Risk Factors

Many health conditions and other factors can increase someone’s risk for pneumococcal disease, including severe infections.

woman using an inhaler

Adults with asthma are at increased risk for pneumococcal disease.

Conditions and other factors that increase the risk for invasive pneumococcal disease include:

  • Alcoholism
  • Cerebrospinal fluid leak
  • Chronic heart, lung, liver, or renal disease
  • Cigarette smoking
  • Cochlear implant
  • Decreased immune function from disease or drugs
  • Diabetes
  • Functional or anatomic asplenia, including sickle cell disease

Chronic lung conditions that increase someone’s risk include chronic obstructive pulmonary disease, emphysema, and asthma (in adults) or asthma treated with high-dose steroids (in children).

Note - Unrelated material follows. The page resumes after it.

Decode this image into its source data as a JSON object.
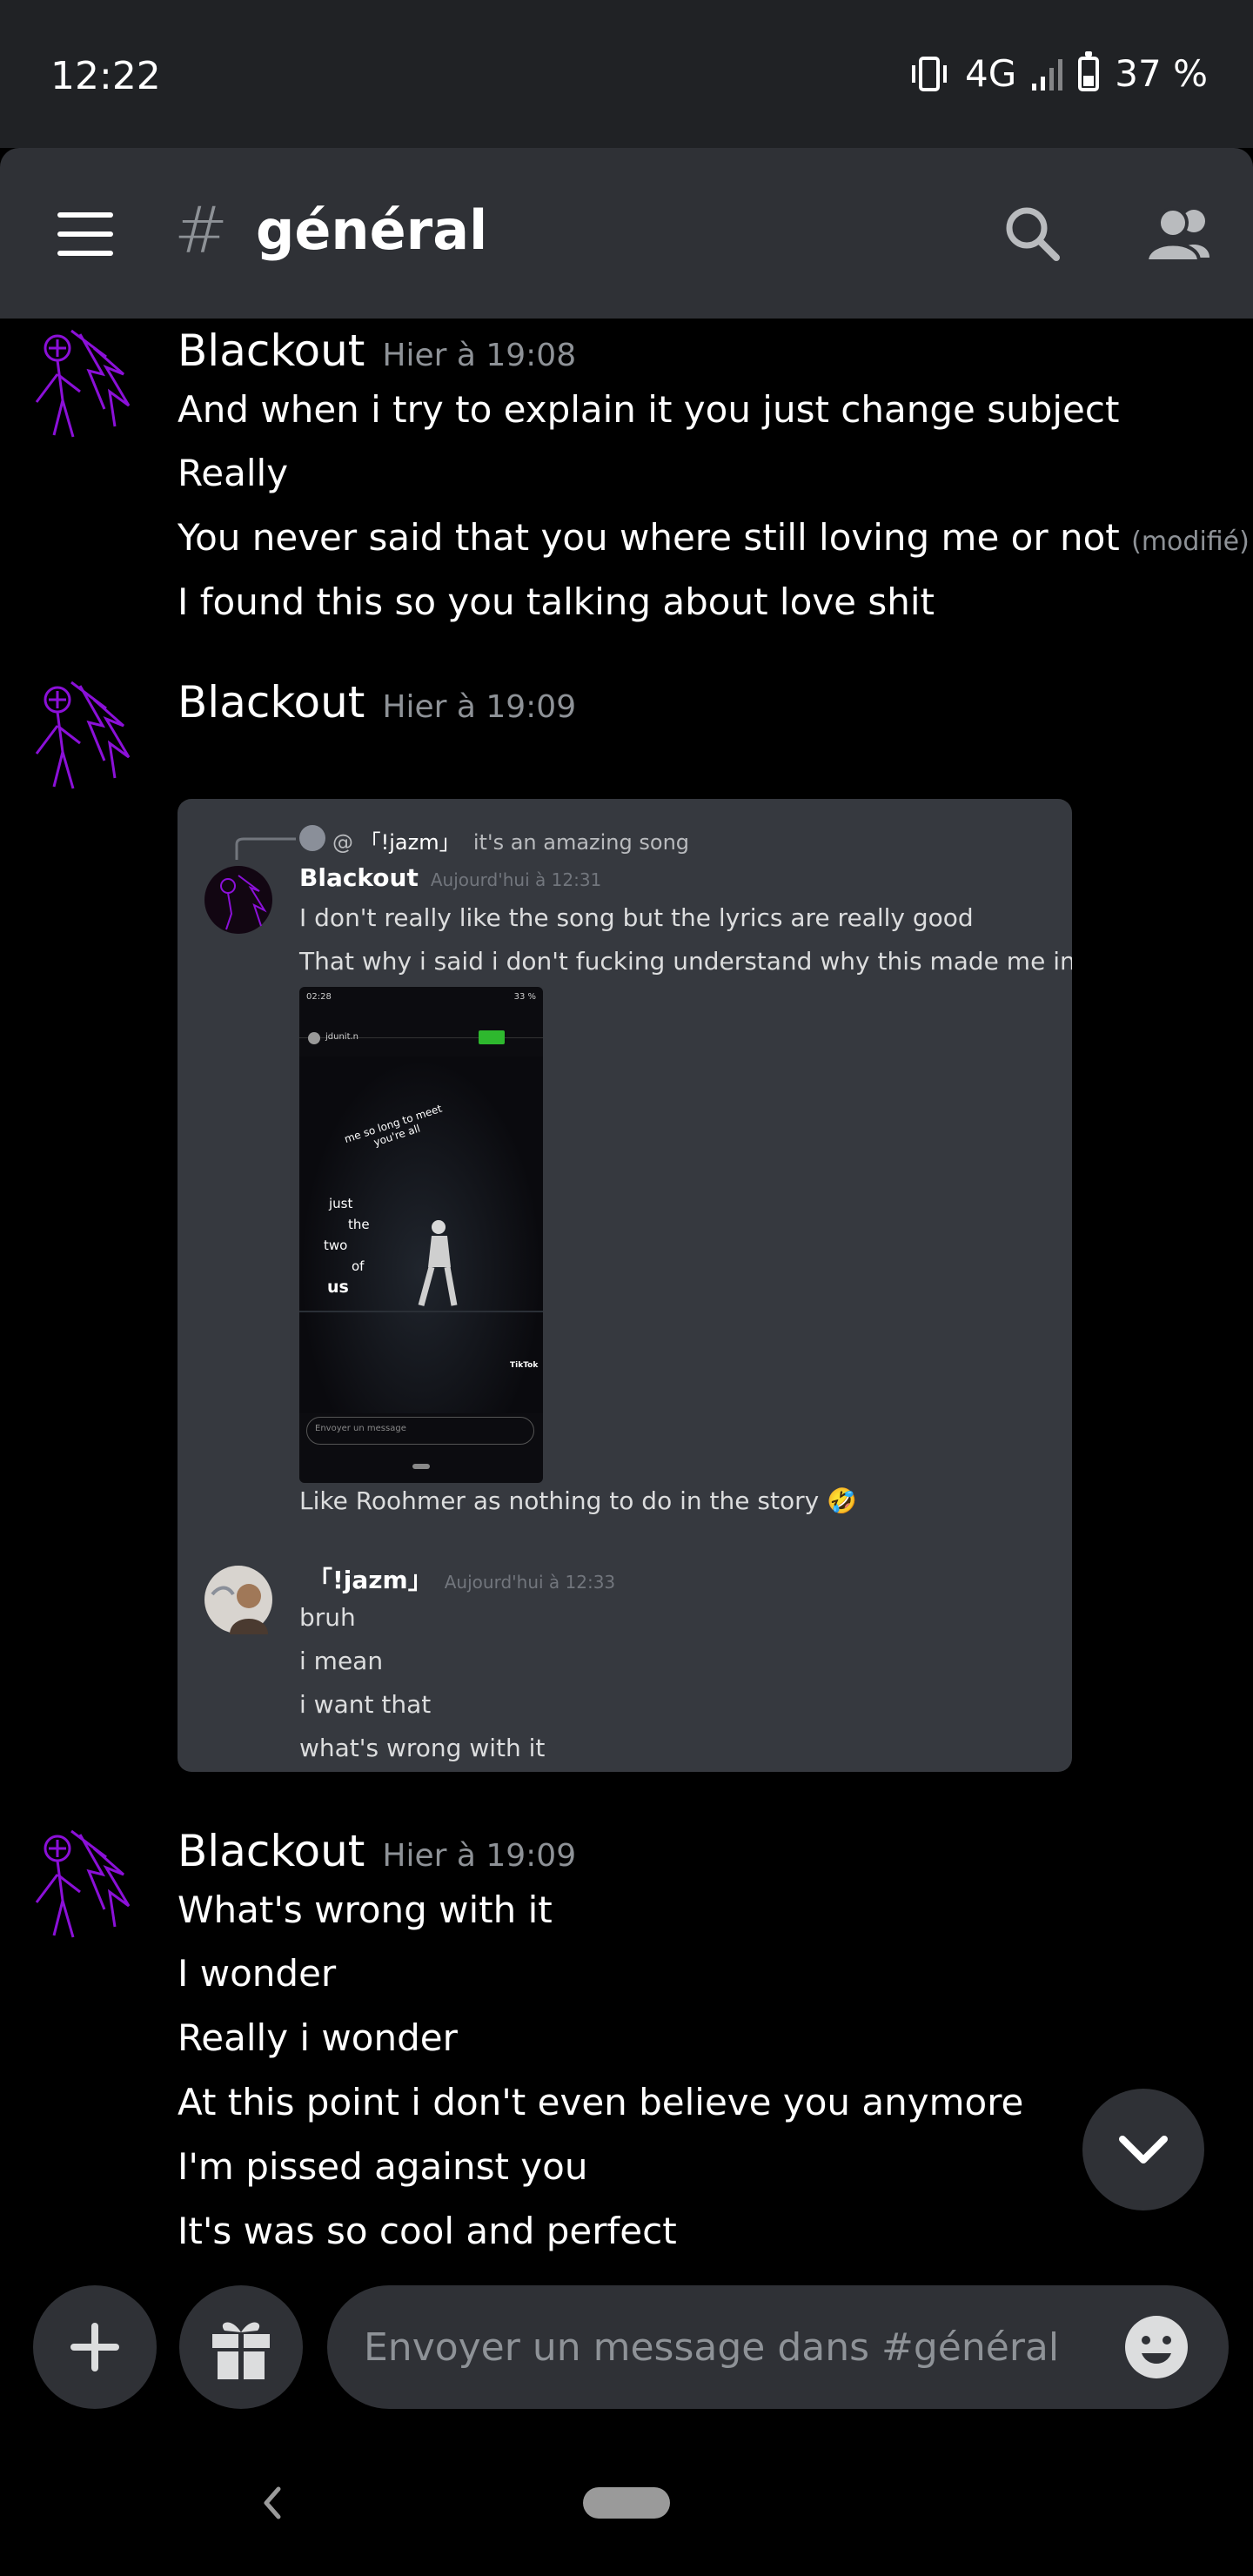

Persons with a cochlear implant appear to be at increased risk of pneumococcal meningitis.

Additional information on risk factors and children

Children with HIV infection or functional or anatomic asplenia, particularly sickle cell disease, are at high risk for invasive disease. Some studies report rates more than 50 times higher than those among children of the same age without these conditions.

Experts do not know why, but children of certain racial and ethnic groups also have increased rates of disease:

  • Alaska Native people
  • African American people
  • Certain American Indian people

Research shows that young children attending childcare are at increased risk for invasive pneumococcal disease and acute otitis media.